Ohne Washington in Ulm: Gute Leistung, schmerzhaftes Ende

Im Basketball sind es sehr häufig die berühmt-berüchtigten Kleinigkeiten, die in engen Spielen das Zünglein an der Waage bilden. So sollte es beim dramatischen Fight zwischen ratiopharm Ulm und den MLP Academics Heidelberg am Samstagabend in der easyCredit Basketball Bundesliga sein. Die ohne ihren – kurzfristig an einem grippalen Infekt – erkrankten Topscorer Eric Washington auflaufenden Heidelberger zeigten über 36 Minuten eine bravouröse Leistung. Vor 5.217 Zuschauern in der Ratiopharm-Arena von Neu- Ulm sah es lange nicht nach einem Heimerfolg der Orangefarbenen aus. Die Academics gingen nach einer Schweigeminute für die Erdbebenopfer in der Türkei und in Syrien einen Tick energiegeladener ans Werk, was sich in der Reboundstatistik widerspiegelte. Sie schienen an der Rolle der Partycrasher Gefallen zu finden. Umso krasser die Zäsur: Binnen 2:46 Minuten brachen alle Hoffnungen – nach einer Anhäufung von missglückten Szenen – wie ein Kartenhaus in sich zusammen. Am Ende stand ein 92:84 (24:20, 20:25, 22:25, 26:14) für die Einheimischen auf der Anzeigetafel, Ulm feierte den vierten BBL-Sieg in Folge sehr emotional, während sich über das Heidelberger Team und die 30 mitgereisten Fans eine tiefe Traurigkeit legte.

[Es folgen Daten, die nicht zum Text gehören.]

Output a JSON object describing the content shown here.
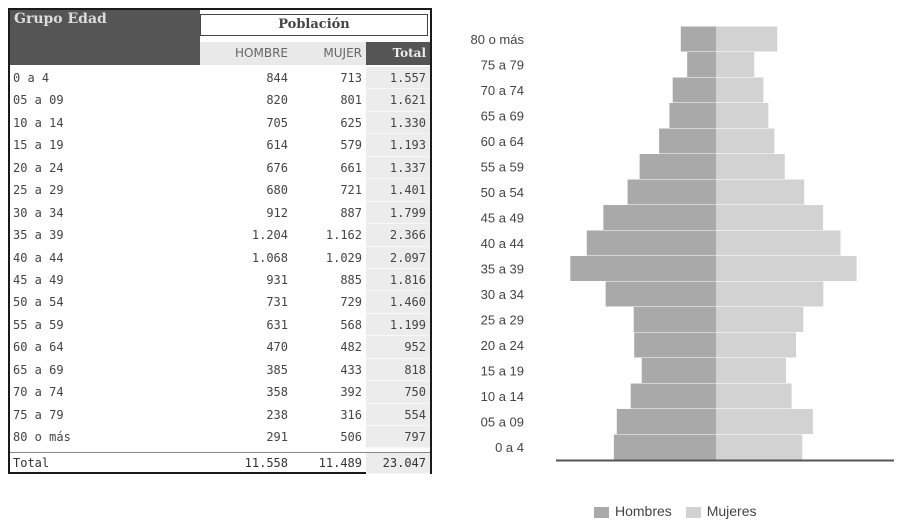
{
  "table": {
    "header_group": "Grupo Edad",
    "header_poblacion": "Población",
    "col_hombre": "HOMBRE",
    "col_mujer": "MUJER",
    "col_total": "Total",
    "rows": [
      {
        "edad": "0 a 4",
        "hombre": "844",
        "mujer": "713",
        "total": "1.557"
      },
      {
        "edad": "05 a 09",
        "hombre": "820",
        "mujer": "801",
        "total": "1.621"
      },
      {
        "edad": "10 a 14",
        "hombre": "705",
        "mujer": "625",
        "total": "1.330"
      },
      {
        "edad": "15 a 19",
        "hombre": "614",
        "mujer": "579",
        "total": "1.193"
      },
      {
        "edad": "20 a 24",
        "hombre": "676",
        "mujer": "661",
        "total": "1.337"
      },
      {
        "edad": "25 a 29",
        "hombre": "680",
        "mujer": "721",
        "total": "1.401"
      },
      {
        "edad": "30 a 34",
        "hombre": "912",
        "mujer": "887",
        "total": "1.799"
      },
      {
        "edad": "35 a 39",
        "hombre": "1.204",
        "mujer": "1.162",
        "total": "2.366"
      },
      {
        "edad": "40 a 44",
        "hombre": "1.068",
        "mujer": "1.029",
        "total": "2.097"
      },
      {
        "edad": "45 a 49",
        "hombre": "931",
        "mujer": "885",
        "total": "1.816"
      },
      {
        "edad": "50 a 54",
        "hombre": "731",
        "mujer": "729",
        "total": "1.460"
      },
      {
        "edad": "55 a 59",
        "hombre": "631",
        "mujer": "568",
        "total": "1.199"
      },
      {
        "edad": "60 a 64",
        "hombre": "470",
        "mujer": "482",
        "total": "952"
      },
      {
        "edad": "65 a 69",
        "hombre": "385",
        "mujer": "433",
        "total": "818"
      },
      {
        "edad": "70 a 74",
        "hombre": "358",
        "mujer": "392",
        "total": "750"
      },
      {
        "edad": "75 a 79",
        "hombre": "238",
        "mujer": "316",
        "total": "554"
      },
      {
        "edad": "80 o más",
        "hombre": "291",
        "mujer": "506",
        "total": "797"
      }
    ],
    "total_row": {
      "label": "Total",
      "hombre": "11.558",
      "mujer": "11.489",
      "total": "23.047"
    }
  },
  "chart_data": {
    "type": "bar",
    "orientation": "horizontal-pyramid",
    "categories": [
      "0 a 4",
      "05 a 09",
      "10 a 14",
      "15 a 19",
      "20 a 24",
      "25 a 29",
      "30 a 34",
      "35 a 39",
      "40 a 44",
      "45 a 49",
      "50 a 54",
      "55 a 59",
      "60 a 64",
      "65 a 69",
      "70 a 74",
      "75 a 79",
      "80 o más"
    ],
    "series": [
      {
        "name": "Hombres",
        "color": "#a9a9a9",
        "values": [
          844,
          820,
          705,
          614,
          676,
          680,
          912,
          1204,
          1068,
          931,
          731,
          631,
          470,
          385,
          358,
          238,
          291
        ]
      },
      {
        "name": "Mujeres",
        "color": "#d2d2d2",
        "values": [
          713,
          801,
          625,
          579,
          661,
          721,
          887,
          1162,
          1029,
          885,
          729,
          568,
          482,
          433,
          392,
          316,
          506
        ]
      }
    ],
    "legend_position": "bottom",
    "grid": false
  }
}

Die Schlüsselmomente im Stenogrammstil: Noch stehen 4:00 Minuten auf der Spieluhr, da versenkt De’Jon Davis einen Dreier zum 81:82. Ulm kontert mit dem stärker werdenden Joshua Hawley per Dreier zum 84:82 nur 25 Sekunden später. Dann ein Fehlpass von Bennet Hundt auf Vincent Kesteloot, der Schrittfehler von Tim Coleman, zugleich der 15. Ballverlust der Gäste. Ein Offensiv-Rebound mit Glück und Geschick von Hawley, ein Pass zu Brandon Paul, Dreier, 87:82. „Uuulmer, Uuulmer, Uuulmer“, die Sprechchöre auf der Tribüne erklingen siegestrunken. Ein
vergebener Korbleger von Hundt, der Rebound von Hawley, das fünfte Foul von Max Ugrai am dribbelnden Karim Jallow. Zwei verwandelte Freiwürfe von Jallow zum 89:82 (1:14 Minuten vor Schluss). Alles entschieden? Der Korbleger von Kesteloot zum 89:84. Davis wird von Bruno Caboclo beim Dreier geblockt, Elias Lasisi versucht es ebenfalls und wirft daneben. Rebound von Jallow – Juan Núñez trifft einen auf dem Ring tänzelnden Dreier zum finalen 92:84 (0:13) und macht endgültig den Deckel drauf. Das war’s!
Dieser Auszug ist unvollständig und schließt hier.